Spotlight on: test item trialling
Feature 14 Oct 2020 5 minute readHere we look at how test content is developed, tested and refined before it makes it into a trusted progressive achievement assessment.
The news is full of stories about medical trials which, until the COVID-19 pandemic struck, was an unlikely subject to be making headlines. Although the need for a vaccine is urgent, the process of careful testing – particularly in a situation in which lives are at stake – is vital in order to reduce risk and produce the best possible end result. Trialling is a significant part of the test development process too; although the stakes are admittedly lower, an equally rigorous process is applied to making sure that student assessments are reliable, valid and robust. So how does content make it into ACER's trusted progressive achievement assessments?
How is content developed?
ACER has designed and delivered countless assessments in its 90 years, in keeping with developments in assessment theory, methods of data gathering and analysis, and contemporary approaches to teaching and learning. In the process, we have developed an extensive pool of content (test items) that has been rigorously trialled to ensure it is valid, reliable and fit for purpose. Meanwhile, our expert team of test developers builds the content bank continuously, adding items that have been developed by panels of content specialists, proofread and reviewed for quality assurance purposes, in accordance with test development best practice.
How we trial content
Assessments often contain trial content mixed in with items already shown to be valid and reliable. We invite schools to take part in trials and, in this way, we are able to test the performance of content in a real-life setting to ensure it performs as expected, offering the right level of challenge to the students sitting the test and confirming it is appropriate to the assessment type and method of delivery.
Currently we are testing content for a new PAT Spelling (Foundation-Year 10) assessment and an exciting adaptive version of PAT Reading (Years 1-9). Schools play an invaluable role in helping us ensure that PAT continues to offer the best, most reliable student assessments available.
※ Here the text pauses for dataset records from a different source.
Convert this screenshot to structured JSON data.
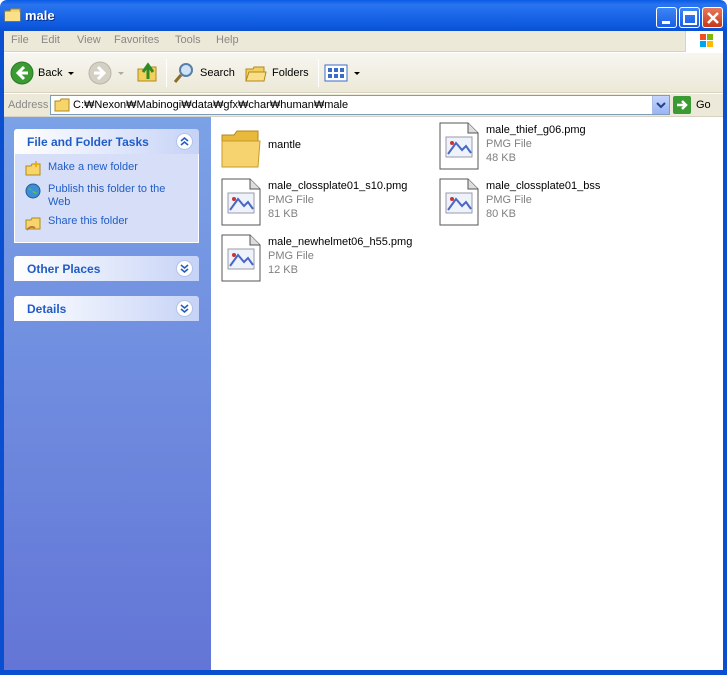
{
  "window": {
    "title": "male"
  },
  "menu": [
    "File",
    "Edit",
    "View",
    "Favorites",
    "Tools",
    "Help"
  ],
  "toolbar": {
    "back_label": "Back",
    "search_label": "Search",
    "folders_label": "Folders"
  },
  "address": {
    "label": "Address",
    "path": "C:₩Nexon₩Mabinogi₩data₩gfx₩char₩human₩male",
    "go_label": "Go"
  },
  "taskpane": {
    "file_tasks": {
      "title": "File and Folder Tasks",
      "items": [
        {
          "label": "Make a new folder",
          "icon": "new-folder-icon"
        },
        {
          "label": "Publish this folder to the Web",
          "icon": "publish-web-icon"
        },
        {
          "label": "Share this folder",
          "icon": "share-folder-icon"
        }
      ]
    },
    "other_places": {
      "title": "Other Places"
    },
    "details": {
      "title": "Details"
    }
  },
  "files": [
    {
      "name": "mantle",
      "type": "",
      "size": "",
      "icon": "folder-icon"
    },
    {
      "name": "male_thief_g06.pmg",
      "type": "PMG File",
      "size": "48 KB",
      "icon": "file-icon"
    },
    {
      "name": "male_clossplate01_s10.pmg",
      "type": "PMG File",
      "size": "81 KB",
      "icon": "file-icon"
    },
    {
      "name": "male_clossplate01_bss",
      "type": "PMG File",
      "size": "80 KB",
      "icon": "file-icon"
    },
    {
      "name": "male_newhelmet06_h55.pmg",
      "type": "PMG File",
      "size": "12 KB",
      "icon": "file-icon"
    }
  ],
  "colors": {
    "title_blue": "#0a5be5",
    "task_link": "#215dc6",
    "pane_top": "#7ba2e7",
    "pane_bottom": "#6375d6"
  }
}
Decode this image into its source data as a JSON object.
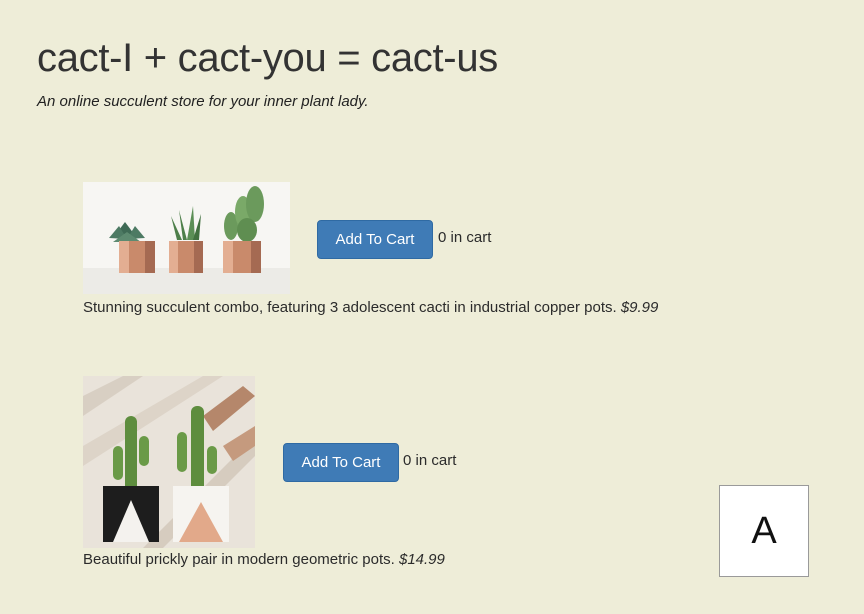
{
  "header": {
    "title": "cact-I + cact-you = cact-us",
    "tagline": "An online succulent store for your inner plant lady."
  },
  "products": [
    {
      "image_icon": "three-cacti-copper-pots-image",
      "button_label": "Add To Cart",
      "cart_count": "0 in cart",
      "description": "Stunning succulent combo, featuring 3 adolescent cacti in industrial copper pots.",
      "price": "$9.99"
    },
    {
      "image_icon": "two-cacti-geometric-pots-image",
      "button_label": "Add To Cart",
      "cart_count": "0 in cart",
      "description": "Beautiful prickly pair in modern geometric pots.",
      "price": "$14.99"
    }
  ],
  "corner_box": {
    "letter": "A"
  },
  "colors": {
    "background": "#eeedd8",
    "button": "#3f7bb6",
    "button_text": "#ffffff"
  }
}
Validating that content is a complex psychometric process involving rotated cluster design, a representative sample of students and Rasch Measurement Theory. After trialling, the data is analysed by experienced psychometricians for fit, discrimination and difficulty, and selected for use in the final product. Rasch allows us to plot student ability and item difficulty on the same progression scale in order to ensure the assessment is targeted appropriately. By selecting items according to their position on the scale we are able to ensure that students are tested at a level that matches their ability in that subject area. In this way, assessments morph and change, and we effect continuous improvement.
Items that fail the test
Items that fail to meet the high standards required for inclusion in an ACER assessment, such as the following examples, are deleted from the pool.
This question was designed for inclusion in PAT Maths and was tested with Year 1 students.
The trial data revealed that a disproportionate number of low-performing students got this question correct and vice versa for high-performing students, which suggests that many students were guessing. The data also seem to suggest that the item contained mathematics that did not fit with other questions in the test. It may be that, despite being in the Year 1 curriculum, students did not have enough experience with maps to be able to engage with a map that is oriented upside down. They may also have struggled to remember left and right.
More students of all ability levels chose option C than the correct option (A). This suggests that the difficulty was in interpreting the map. In order to better match the ability levels of Year 1 students and prevent guessing, the question could be changed so that the map had the same orientation as the person looking at it, with ‘Home’ at the bottom; then the first turn could be more easily determined. Or perhaps the cognitive load could be reduced by providing an even simpler map with only one possible turn. Furthermore, an example could be provided so that children are required to engage with the map before answering a question; for instance, ‘To walk from Home to Grandma’s, Mindy turns left then left’.
The following PAT Maths item was tested with Year 7 students.
Two-thirds of students responding to this question answered it incorrectly, and those students had an average ability level similar to that of students who answered correctly. This suggests that students were guessing, which prevented us from being able to use this question to discriminate between high- and low-performing students.
Also, the question did not fit with the overall test content or the other questions.
Although this is covered in the curriculum by Year 7, perhaps students were not familiar enough with the concept by the time they sat the test to be able to extend their knowledge to new situations, which is what the question requires. They may have had too little exposure to probability to apply it, with limited scaffolding, to a context that also required finding the difference between numbers, and could not confidently construct their own response.